The Voice Is All: The Lonely Victory of Jack Kerouac

The Voice Is All: The Lonely Victory of Jack Kerouac



In The Voice Is All, Joyce Johnson, author of Minor Characters, her classic
memoir about her relationship with Jack Kerouac, brilliantly peels away
layers of the Kerouac legend to show how, caught between two cultures
and two languages, he forged a voice to contain his dualities.

Looking more deeply than previous biographers into how Kerouac’s French-
Canadian background enriched his prose and gave him a unique outsider’s
vision of America, Johnson tracks Kerouac’s development over the first thirty
years of his life, from his boyhood in  Lowell, Massachusetts during the Great
Depression through the phenomenal breakthroughs of 1951 that resulted in
the composition of On the Road, followed by the first sections of Visions of Cody.
By illuminating Kerouac’s early decision to sacrifice everything to his work,
The Voice Is All deals with him on his own terms and puts into perspective
the tragic contradictions of his nature and his complex relationships with his
remarkable circle of friends, the women whose lives he passed through, the father who never understood his
choices, and the mother who enabled his writing but never let him go.

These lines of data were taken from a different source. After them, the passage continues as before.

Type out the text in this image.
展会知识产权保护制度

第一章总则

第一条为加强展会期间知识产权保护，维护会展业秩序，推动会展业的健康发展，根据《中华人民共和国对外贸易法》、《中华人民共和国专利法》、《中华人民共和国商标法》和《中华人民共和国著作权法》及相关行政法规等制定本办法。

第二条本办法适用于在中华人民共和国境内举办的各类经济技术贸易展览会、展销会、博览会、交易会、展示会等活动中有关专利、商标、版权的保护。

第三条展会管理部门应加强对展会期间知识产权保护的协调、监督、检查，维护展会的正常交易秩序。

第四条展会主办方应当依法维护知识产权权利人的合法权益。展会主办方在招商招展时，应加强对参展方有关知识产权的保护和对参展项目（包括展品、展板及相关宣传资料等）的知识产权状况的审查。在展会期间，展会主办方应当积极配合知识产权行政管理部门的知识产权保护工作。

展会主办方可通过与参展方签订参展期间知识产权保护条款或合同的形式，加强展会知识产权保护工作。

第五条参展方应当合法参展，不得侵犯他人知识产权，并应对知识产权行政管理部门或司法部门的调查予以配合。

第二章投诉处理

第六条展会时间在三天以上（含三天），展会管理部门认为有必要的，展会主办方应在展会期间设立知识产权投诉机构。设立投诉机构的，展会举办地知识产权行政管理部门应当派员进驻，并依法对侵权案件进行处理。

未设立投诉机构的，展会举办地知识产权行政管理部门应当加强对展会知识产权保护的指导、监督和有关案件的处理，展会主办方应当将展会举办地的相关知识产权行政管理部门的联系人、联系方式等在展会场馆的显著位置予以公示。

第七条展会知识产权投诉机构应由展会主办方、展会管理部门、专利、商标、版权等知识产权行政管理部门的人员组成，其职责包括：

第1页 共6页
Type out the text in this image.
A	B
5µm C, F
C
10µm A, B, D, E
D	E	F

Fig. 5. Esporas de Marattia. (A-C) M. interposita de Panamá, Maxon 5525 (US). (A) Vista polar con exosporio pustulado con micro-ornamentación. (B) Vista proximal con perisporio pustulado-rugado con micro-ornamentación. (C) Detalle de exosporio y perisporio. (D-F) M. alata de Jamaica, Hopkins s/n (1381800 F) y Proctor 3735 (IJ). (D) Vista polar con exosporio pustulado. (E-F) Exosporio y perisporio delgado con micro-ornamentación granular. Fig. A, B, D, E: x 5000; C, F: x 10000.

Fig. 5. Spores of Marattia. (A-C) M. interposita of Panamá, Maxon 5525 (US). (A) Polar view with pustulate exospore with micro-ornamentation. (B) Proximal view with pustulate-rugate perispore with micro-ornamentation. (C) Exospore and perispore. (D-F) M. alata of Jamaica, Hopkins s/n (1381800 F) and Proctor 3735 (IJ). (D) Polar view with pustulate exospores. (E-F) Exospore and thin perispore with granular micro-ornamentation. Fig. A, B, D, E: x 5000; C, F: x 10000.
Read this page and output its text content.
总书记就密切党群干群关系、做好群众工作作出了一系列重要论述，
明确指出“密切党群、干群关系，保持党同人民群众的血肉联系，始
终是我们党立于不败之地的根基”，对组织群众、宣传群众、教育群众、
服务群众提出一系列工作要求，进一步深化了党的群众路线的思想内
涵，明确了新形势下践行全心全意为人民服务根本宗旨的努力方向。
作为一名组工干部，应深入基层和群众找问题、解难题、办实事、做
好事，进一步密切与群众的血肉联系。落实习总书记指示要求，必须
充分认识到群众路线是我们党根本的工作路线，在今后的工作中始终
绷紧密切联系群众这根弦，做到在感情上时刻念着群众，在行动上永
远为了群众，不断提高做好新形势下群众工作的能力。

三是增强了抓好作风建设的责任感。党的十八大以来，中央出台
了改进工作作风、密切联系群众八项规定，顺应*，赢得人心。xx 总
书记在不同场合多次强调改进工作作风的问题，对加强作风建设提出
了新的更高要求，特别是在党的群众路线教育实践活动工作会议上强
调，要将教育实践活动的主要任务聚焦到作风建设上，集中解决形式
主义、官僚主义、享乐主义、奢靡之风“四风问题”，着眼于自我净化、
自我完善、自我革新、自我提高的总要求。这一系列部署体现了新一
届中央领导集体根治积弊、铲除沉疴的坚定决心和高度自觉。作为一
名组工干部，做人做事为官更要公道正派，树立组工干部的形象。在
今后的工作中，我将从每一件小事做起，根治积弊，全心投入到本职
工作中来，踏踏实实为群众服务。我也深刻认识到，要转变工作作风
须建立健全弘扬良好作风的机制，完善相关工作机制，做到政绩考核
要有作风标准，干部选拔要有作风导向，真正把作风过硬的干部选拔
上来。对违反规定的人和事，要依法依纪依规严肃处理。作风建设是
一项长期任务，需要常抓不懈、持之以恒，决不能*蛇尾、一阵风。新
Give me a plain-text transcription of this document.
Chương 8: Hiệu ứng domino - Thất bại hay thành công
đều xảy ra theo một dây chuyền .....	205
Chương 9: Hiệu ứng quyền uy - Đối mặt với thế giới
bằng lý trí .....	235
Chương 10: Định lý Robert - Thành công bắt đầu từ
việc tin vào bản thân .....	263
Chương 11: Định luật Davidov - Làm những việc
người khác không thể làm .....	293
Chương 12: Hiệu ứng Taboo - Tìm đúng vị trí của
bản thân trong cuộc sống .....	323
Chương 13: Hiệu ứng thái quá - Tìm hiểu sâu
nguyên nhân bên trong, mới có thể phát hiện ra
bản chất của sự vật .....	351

The Voice Is All presents a revelatory portrayal of Kerouac not only in the midst of his tumultuous existence in
postwar Manhattan and his fateful encounters with Allen Ginsberg, William Burroughs, Neal Cassady and John
Clellon Holmes, but in the periods of solitude, frustrating struggle and visionary inspiration that produced his
work.

It shows Kerouac as a lifelong prodigious reader and astute critic, as a conscious and uncommonly dedicated
young artist with a kind of idiosyncratic perfectionism.   It sheds new light upon the composition of On the Road,
documenting how Kerouac’s legendary “spontaneous” writing was preceded by three years of abandoned novels
in which characters, episodes, and story lines were reshuffled, and reveals for the first time that the most important
literary influence upon the writing of On the Road was Céline’s Journey to the End of the Night.  It liberates Kerouac
from the inadequate and misleading label “King of the Beats,” and creates a new, even more haunting and
compelling image of him, drawn from what he himself wrote in his private papers.

This groundbreaking, much needed biography significantly deepens our understanding of Kerouac’s
achievement as a writer and will change the way his books   are read in the twenty-first century.

Joyce Johnson’s eight books include the 1983 National Book Critics Circle Award winner Minor Characters,
the recent memoir Missing Men, the novel In the Night Café, and Door Wide Open: A Beat Love Affair in Letters
1957 – 1958 
(with Jack Kerouac).  She has written for Vanity Fair and the New Yorker and lives in New York City.